Para Rogério, colocar o Susp na Constituição permitirá avançar principalmente na integração operacional das forças de segurança de todo o país. “O mais importante é a constitucionalização do Sistema Único de Segurança Pública, a integração operacional de todas as forças policiais de segurança do Brasil no combate ao crime organizado”, afirmou. A proposta estabelece um novo modelo de cooperação entre União, estados e municípios e também constitucionaliza os fundos Nacional de Segurança Pública e Penitenciário Nacional.
Rogério apresentou nesta semana que seu relatório será favorável à PEC 18/2025 e optou por manter o texto aprovado pela Câmara. A estratégia evita que a matéria precise retornar aos deputados caso seja aprovada pelo Senado e busca acelerar sua entrada em vigor. A votação na CCJ está prevista para a próxima quarta-feira, 2, antes de a proposta seguir para análise do Plenário.

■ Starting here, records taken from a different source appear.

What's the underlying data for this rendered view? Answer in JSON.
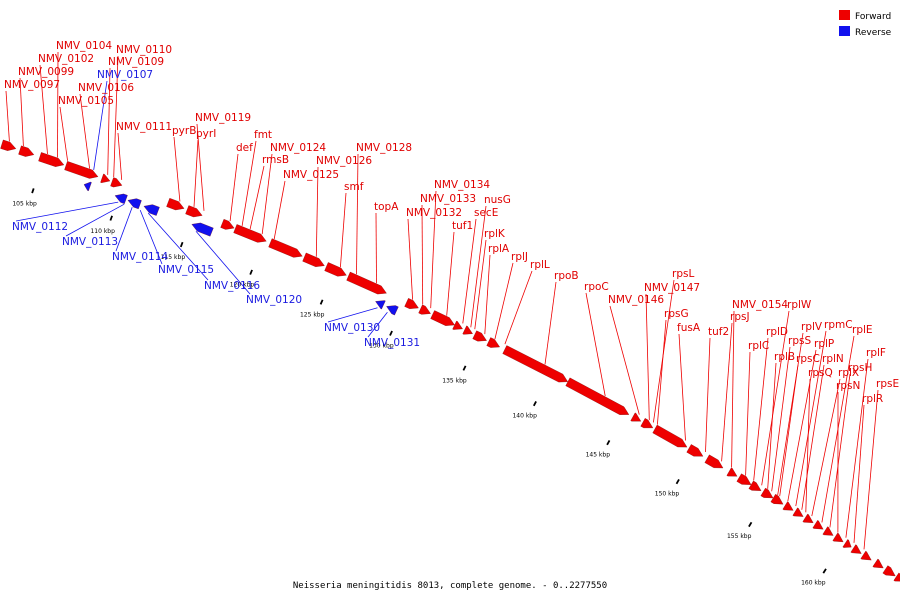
{
  "caption": "Neisseria meningitidis 8013, complete genome. - 0..2277550",
  "legend": [
    {
      "label": "Forward",
      "color": "#ee0000"
    },
    {
      "label": "Reverse",
      "color": "#1111ee"
    }
  ],
  "colors": {
    "forward": "#ee0000",
    "reverse": "#1111ee",
    "backbone": "#888888"
  },
  "ticks": [
    "105 kbp",
    "110 kbp",
    "115 kbp",
    "120 kbp",
    "125 kbp",
    "130 kbp",
    "135 kbp",
    "140 kbp",
    "145 kbp",
    "150 kbp",
    "155 kbp",
    "160 kbp"
  ],
  "forward_labels": [
    "NMV_0097",
    "NMV_0099",
    "NMV_0102",
    "NMV_0104",
    "NMV_0105",
    "NMV_0106",
    "NMV_0109",
    "NMV_0110",
    "NMV_0111",
    "pyrB",
    "pyrI",
    "NMV_0119",
    "def",
    "fmt",
    "rmsB",
    "NMV_0124",
    "NMV_0125",
    "NMV_0126",
    "smf",
    "NMV_0128",
    "topA",
    "NMV_0132",
    "NMV_0133",
    "NMV_0134",
    "tuf1",
    "secE",
    "nusG",
    "rplK",
    "rplA",
    "rplJ",
    "rplL",
    "rpoB",
    "rpoC",
    "NMV_0146",
    "NMV_0147",
    "rpsL",
    "rpsG",
    "fusA",
    "tuf2",
    "rpsJ",
    "NMV_0154",
    "rplC",
    "rplD",
    "rplW",
    "rplB",
    "rpsS",
    "rplV",
    "rpsC",
    "rplP",
    "rpmC",
    "rplN",
    "rpsQ",
    "rplX",
    "rplE",
    "rpsH",
    "rpsN",
    "rplF",
    "rplR",
    "rpsE"
  ],
  "reverse_labels": [
    "NMV_0107",
    "NMV_0112",
    "NMV_0113",
    "NMV_0114",
    "NMV_0115",
    "NMV_0116",
    "NMV_0120",
    "NMV_0130",
    "NMV_0131"
  ]
}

O senador também foi questionado sobre a resistência de aliados de Flávio Bolsonaro à votação do fim da escala 6×1. O coordenador da campanha do candidato do PL, Rogério Marinho, já defendeu que a discussão fique para depois das eleições, enquanto o governo Lula trabalha para fazer a proposta avançar antes do primeiro turno. “Essa é uma ofensiva de quem não tem compromisso com os trabalhadores e, principalmente, com as mulheres trabalhadoras, que são as maiores beneficiadas com a redução da jornada de trabalho”, rebateu Rogério.